Since announcing plans in September, 2012 for the Department of Health to become involved in the review, Cuomo and his staff have refused to talk about the fracking issue except in the most vague terms. Even outside experts hired to make key assessments are bound by contracts that include a clause prohibiting them from disclosing or discussing the proceedings or records involved.

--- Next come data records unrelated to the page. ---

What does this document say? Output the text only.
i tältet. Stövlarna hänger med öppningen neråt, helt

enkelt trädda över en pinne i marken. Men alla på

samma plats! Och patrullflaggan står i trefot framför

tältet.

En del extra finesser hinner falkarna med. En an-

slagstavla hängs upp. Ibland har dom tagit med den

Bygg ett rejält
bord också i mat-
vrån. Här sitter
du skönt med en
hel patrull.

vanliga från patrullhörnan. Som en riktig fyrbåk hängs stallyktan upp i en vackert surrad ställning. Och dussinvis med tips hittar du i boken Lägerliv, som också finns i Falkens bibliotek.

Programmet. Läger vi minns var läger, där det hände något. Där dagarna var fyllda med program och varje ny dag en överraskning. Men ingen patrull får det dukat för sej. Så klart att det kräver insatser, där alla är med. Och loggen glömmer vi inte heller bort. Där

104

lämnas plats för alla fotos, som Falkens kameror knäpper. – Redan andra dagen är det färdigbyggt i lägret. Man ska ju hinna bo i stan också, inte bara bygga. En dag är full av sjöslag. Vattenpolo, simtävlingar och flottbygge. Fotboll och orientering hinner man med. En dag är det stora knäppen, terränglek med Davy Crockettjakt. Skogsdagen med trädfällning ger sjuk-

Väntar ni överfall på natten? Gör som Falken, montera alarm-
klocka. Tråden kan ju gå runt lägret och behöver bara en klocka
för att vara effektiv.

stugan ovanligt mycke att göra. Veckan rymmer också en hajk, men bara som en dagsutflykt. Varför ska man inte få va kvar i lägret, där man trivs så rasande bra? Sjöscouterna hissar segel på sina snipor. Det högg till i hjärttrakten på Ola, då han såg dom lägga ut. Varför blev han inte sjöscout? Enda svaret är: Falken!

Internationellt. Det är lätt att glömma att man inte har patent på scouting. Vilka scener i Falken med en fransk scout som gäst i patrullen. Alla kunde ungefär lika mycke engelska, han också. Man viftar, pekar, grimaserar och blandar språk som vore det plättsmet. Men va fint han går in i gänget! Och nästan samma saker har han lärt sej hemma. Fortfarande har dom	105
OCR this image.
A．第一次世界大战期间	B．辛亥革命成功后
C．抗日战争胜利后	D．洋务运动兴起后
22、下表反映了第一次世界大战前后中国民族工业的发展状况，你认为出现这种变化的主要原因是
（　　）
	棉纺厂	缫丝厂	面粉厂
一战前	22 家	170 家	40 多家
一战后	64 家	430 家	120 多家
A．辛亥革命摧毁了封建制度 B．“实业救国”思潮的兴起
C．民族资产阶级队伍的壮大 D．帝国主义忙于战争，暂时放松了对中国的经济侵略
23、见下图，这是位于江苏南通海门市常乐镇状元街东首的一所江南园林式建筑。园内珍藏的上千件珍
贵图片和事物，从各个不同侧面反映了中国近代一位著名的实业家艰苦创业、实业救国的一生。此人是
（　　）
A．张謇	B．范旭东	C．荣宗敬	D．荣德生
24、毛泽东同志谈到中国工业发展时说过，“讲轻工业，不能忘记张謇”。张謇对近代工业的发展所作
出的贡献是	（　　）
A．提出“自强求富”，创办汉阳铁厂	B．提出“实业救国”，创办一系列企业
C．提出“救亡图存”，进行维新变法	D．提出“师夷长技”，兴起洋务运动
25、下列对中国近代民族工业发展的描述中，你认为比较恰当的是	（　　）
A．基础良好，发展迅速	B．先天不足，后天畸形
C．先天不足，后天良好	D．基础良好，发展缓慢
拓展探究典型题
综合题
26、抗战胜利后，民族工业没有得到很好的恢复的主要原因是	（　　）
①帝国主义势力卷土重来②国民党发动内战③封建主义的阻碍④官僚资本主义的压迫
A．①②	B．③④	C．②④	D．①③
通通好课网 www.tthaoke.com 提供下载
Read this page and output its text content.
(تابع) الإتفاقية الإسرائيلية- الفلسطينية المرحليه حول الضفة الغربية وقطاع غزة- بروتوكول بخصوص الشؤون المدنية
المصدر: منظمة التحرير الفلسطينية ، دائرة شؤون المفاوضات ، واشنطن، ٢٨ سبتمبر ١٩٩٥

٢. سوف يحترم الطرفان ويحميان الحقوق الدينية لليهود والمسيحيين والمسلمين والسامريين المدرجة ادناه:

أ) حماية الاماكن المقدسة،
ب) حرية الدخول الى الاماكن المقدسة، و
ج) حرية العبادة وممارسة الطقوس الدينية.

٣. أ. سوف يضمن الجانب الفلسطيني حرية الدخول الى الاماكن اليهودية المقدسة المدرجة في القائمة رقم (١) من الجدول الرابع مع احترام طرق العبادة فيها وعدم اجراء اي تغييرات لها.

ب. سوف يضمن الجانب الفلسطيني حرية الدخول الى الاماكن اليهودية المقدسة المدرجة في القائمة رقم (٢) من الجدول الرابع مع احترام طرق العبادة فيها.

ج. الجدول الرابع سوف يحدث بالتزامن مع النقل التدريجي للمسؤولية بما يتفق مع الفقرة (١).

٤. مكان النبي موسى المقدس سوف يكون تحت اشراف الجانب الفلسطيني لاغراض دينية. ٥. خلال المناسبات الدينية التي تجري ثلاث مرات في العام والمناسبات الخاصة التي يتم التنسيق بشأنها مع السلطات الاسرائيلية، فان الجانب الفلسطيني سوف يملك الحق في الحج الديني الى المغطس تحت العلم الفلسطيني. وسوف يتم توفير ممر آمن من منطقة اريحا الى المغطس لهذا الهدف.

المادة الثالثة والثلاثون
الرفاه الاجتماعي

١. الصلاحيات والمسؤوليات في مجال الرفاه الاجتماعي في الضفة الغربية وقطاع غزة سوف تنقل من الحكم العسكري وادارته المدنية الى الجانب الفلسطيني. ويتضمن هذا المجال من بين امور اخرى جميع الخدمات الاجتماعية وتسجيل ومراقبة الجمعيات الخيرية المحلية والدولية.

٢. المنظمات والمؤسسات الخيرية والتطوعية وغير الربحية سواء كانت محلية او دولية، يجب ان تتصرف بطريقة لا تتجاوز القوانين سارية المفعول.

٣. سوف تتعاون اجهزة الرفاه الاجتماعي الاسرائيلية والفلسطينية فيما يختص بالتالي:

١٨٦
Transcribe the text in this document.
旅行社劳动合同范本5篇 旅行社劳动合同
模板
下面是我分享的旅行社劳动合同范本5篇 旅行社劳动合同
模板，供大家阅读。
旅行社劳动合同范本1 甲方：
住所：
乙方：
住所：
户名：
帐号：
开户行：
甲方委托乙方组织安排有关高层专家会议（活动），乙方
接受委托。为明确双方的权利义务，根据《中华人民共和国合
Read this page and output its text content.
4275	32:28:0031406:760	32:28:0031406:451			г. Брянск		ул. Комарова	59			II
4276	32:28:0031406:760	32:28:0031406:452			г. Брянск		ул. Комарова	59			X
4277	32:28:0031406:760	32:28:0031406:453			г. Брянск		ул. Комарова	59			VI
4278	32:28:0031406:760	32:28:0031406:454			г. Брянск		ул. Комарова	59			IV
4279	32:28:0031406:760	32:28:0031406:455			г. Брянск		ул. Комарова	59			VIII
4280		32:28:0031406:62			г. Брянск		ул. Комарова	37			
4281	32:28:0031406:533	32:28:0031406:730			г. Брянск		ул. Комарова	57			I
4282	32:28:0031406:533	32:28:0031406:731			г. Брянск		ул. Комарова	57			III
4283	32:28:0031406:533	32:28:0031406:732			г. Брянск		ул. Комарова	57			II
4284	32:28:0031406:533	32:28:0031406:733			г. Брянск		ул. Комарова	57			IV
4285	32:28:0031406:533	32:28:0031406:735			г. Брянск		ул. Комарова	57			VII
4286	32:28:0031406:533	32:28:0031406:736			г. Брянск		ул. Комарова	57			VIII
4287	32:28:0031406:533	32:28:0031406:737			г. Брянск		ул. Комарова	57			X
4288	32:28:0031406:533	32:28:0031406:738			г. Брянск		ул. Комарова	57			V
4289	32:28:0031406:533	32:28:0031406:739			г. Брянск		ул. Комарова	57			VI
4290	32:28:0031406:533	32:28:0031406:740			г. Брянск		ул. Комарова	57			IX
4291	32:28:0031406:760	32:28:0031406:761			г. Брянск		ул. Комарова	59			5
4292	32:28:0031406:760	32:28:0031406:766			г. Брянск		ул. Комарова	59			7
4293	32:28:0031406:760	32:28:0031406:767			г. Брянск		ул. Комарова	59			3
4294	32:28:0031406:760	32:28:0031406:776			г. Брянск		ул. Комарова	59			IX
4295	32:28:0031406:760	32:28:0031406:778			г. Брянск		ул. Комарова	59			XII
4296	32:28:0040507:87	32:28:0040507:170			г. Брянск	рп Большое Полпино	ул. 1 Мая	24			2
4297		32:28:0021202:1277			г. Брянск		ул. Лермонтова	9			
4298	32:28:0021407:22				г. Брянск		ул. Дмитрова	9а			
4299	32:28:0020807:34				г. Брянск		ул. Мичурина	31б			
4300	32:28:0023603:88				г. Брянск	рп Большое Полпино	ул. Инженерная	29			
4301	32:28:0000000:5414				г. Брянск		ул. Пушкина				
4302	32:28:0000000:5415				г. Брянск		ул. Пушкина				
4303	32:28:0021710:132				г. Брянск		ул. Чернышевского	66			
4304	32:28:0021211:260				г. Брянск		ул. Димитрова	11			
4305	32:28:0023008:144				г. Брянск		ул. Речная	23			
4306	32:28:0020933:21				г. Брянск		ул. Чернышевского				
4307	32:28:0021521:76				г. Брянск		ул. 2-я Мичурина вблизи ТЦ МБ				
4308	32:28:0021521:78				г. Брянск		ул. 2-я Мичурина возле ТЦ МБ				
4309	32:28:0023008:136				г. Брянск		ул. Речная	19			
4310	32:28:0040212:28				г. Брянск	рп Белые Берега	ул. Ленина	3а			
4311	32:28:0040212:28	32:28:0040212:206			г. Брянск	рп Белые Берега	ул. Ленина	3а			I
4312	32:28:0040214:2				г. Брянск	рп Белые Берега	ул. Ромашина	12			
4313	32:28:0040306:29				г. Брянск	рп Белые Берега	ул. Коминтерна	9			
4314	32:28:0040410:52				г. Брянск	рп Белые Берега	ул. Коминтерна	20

A pause in the race to frack may be well justified pending a more thorough review of policy, which is antiquated and ill equipped to handle the pressures from wide scale unconventional shale gas extraction. But withholding information – notably the scope, timing, and protocol for the health review -- from the public has invited only suspicion and attacks from parties both for and against drilling. (In addition to the Freedom of Information challenge by the SLPWA, I recently wrote about a legal challenge to the governor’s approach by landowners, represented by industry attorney Tom West.)
At the 2013-14 budget hearings a year ago, Martens told legislators that the policy review, called the Supplemental Generic Environmental Impact Statement (SGEIS), would be finished in “a matter of weeks.” Mysteriously, that proved to be entirely wrong. The administration’s only explanation has come from the vague declaration from Health Commissioner Nirav Shah, summed up in a quote reported by Gannett’s Jon Campbell last month: “Until I’m comfortable with the state of the science, I’m withholding my recommendation.”
It’s a matter of record that there is no money allocated in next year’s state budget for the necessary administrative oversight for shale gas development, or revenues that might come from it, so Martens was obliged to connect the dots for legislators: No budget allocation means no drilling.
Shah, who holds the keys to the decision based on the outcome of his review, is scheduled to testify on budget issues in front of legislators on Monday. Perhaps he will be willing to pre-empt any outfall from the soon-to-be public records leveraged through the tenacity of the Seneca Lake Pure Waters Association with a clearer report of the scope, timing, protocol, and preliminary findings of the health investigation.